RETIRANTES – Zé Sarmento)
Vai um carne seca aê?
Vai um pé rachado aê?
Um comedor de calango?
Leva. Não custa quase nada.
Só um prato de comida da sobra da elite e burguesia.
Leva eu. Valho um pouco de água filtrada pelo teu preconceito e racismo.
Aceita Eu. Sou pau de arara bom de enxada que cortou estrada poeirenta esburacada.
Leva eu para dentro do olho do furacão da produção das grandes cidades.
Leva eu para dentro do furacão das portarias dos prédios construídos por mãos como as minhas, sem direito à moradia.
Leva eu para casa de famílias ricas e classe média, pra servir de cabide para as tuas necessidades.
Sei que minha cabeça achatada muito chateia os de cabeça alinhada pelo DNA Europeu.
Leva aê, um nordestino.

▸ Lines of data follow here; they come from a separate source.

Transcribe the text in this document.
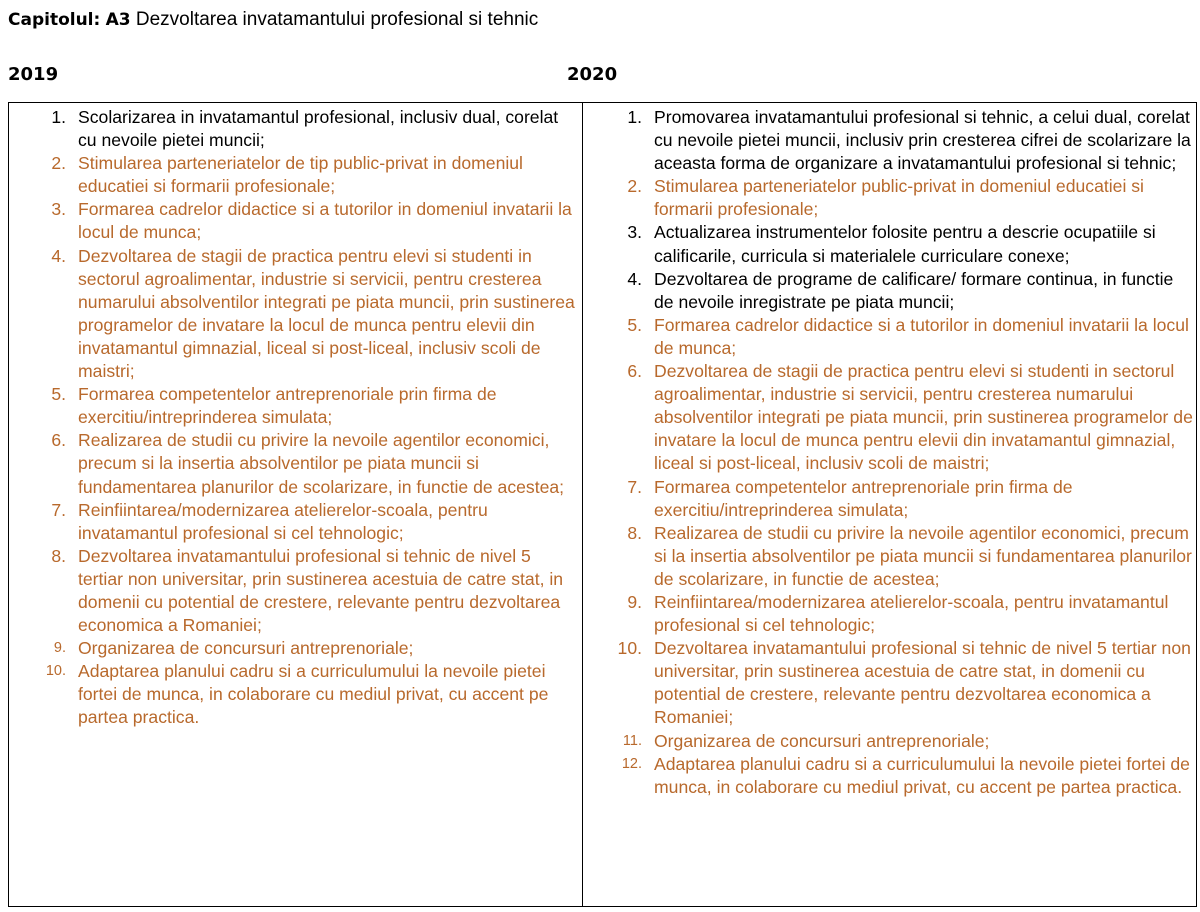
Capitolul: A3 Dezvoltarea invatamantului profesional si tehnic
2019	2020
1. Scolarizarea in invatamantul profesional, inclusiv dual, corelat cu nevoile pietei muncii;
2. Stimularea parteneriatelor de tip public-privat in domeniul educatiei si formarii profesionale;
3. Formarea cadrelor didactice si a tutorilor in domeniul invatarii la locul de munca;
4. Dezvoltarea de stagii de practica pentru elevi si studenti in sectorul agroalimentar, industrie si servicii, pentru cresterea numarului absolventilor integrati pe piata muncii, prin sustinerea programelor de invatare la locul de munca pentru elevii din invatamantul gimnazial, liceal si post-liceal, inclusiv scoli de maistri;
5. Formarea competentelor antreprenoriale prin firma de exercitiu/intreprinderea simulata;
6. Realizarea de studii cu privire la nevoile agentilor economici, precum si la insertia absolventilor pe piata muncii si fundamentarea planurilor de scolarizare, in functie de acestea;
7. Reinfiintarea/modernizarea atelierelor-scoala, pentru invatamantul profesional si cel tehnologic;
8. Dezvoltarea invatamantului profesional si tehnic de nivel 5 tertiar non universitar, prin sustinerea acestuia de catre stat, in domenii cu potential de crestere, relevante pentru dezvoltarea economica a Romaniei;
9. Organizarea de concursuri antreprenoriale;
10. Adaptarea planului cadru si a curriculumului la nevoile pietei fortei de munca, in colaborare cu mediul privat, cu accent pe partea practica.
1. Promovarea invatamantului profesional si tehnic, a celui dual, corelat cu nevoile pietei muncii, inclusiv prin cresterea cifrei de scolarizare la aceasta forma de organizare a invatamantului profesional si tehnic;
2. Stimularea parteneriatelor public-privat in domeniul educatiei si formarii profesionale;
3. Actualizarea instrumentelor folosite pentru a descrie ocupatiile si calificarile, curricula si materialele curriculare conexe;
4. Dezvoltarea de programe de calificare/ formare continua, in functie de nevoile inregistrate pe piata muncii;
5. Formarea cadrelor didactice si a tutorilor in domeniul invatarii la locul de munca;
6. Dezvoltarea de stagii de practica pentru elevi si studenti in sectorul agroalimentar, industrie si servicii, pentru cresterea numarului absolventilor integrati pe piata muncii, prin sustinerea programelor de invatare la locul de munca pentru elevii din invatamantul gimnazial, liceal si post-liceal, inclusiv scoli de maistri;
7. Formarea competentelor antreprenoriale prin firma de exercitiu/intreprinderea simulata;
8. Realizarea de studii cu privire la nevoile agentilor economici, precum si la insertia absolventilor pe piata muncii si fundamentarea planurilor de scolarizare, in functie de acestea;
9. Reinfiintarea/modernizarea atelierelor-scoala, pentru invatamantul profesional si cel tehnologic;
10. Dezvoltarea invatamantului profesional si tehnic de nivel 5 tertiar non universitar, prin sustinerea acestuia de catre stat, in domenii cu potential de crestere, relevante pentru dezvoltarea economica a Romaniei;
11. Organizarea de concursuri antreprenoriale;
12. Adaptarea planului cadru si a curriculumului la nevoile pietei fortei de munca, in colaborare cu mediul privat, cu accent pe partea practica.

Diacho!
Somos pau mandado pra toda obra mal acabada.
Somos filhos da aroeira, do angico, algaroba...Oh, glória!
Terra rachada se confunde com a sola dos nossos pés.
Leva nóis. Não custa quase nada.
Nem pra tua atenção pedimos admiração na solidão dos quartinhos dos fundos do teu casarão.
Somos atenção 24 horas por dia pra ti.
Calado do teu lado com um copo de água na mão, servimos na tua
refeição.
Passamos pano no teu chão. Passamos peças de roupas caras cantando Ave Maria.
Lavamos no tanque tuas cuecas, calcinhas, meias... Verdades. Verdade!
Na cozinha somos mestras no fogão. Não só pra fazer feijão.
Gostosa carne com mandioca, abobora, pimentão.
Recheamos teus legumes com nossa carne picotada explorada desde antigas gerações.
Com um pouco mais de atenção, vocês até podem nos usar nos prazeres sexuais.
Somos fortes nos gozos e gemidos.
Ora! Vivemos carentes na dormência dos dias de tanto vos servir.
Leva nós. Os nordestinos. Custamos pouco.
A fome e a seca nos ensinou ser fortes como os “cabra de Antônio
Conselheiro”.
Leva nóis pra te servir.
Não esqueçam d’uma coisa.
Aprendemos nos defender da exploração do sul e do sudeste.
E lá de cima. Do Nordeste. Também!
A educação e os estudos foram as armas.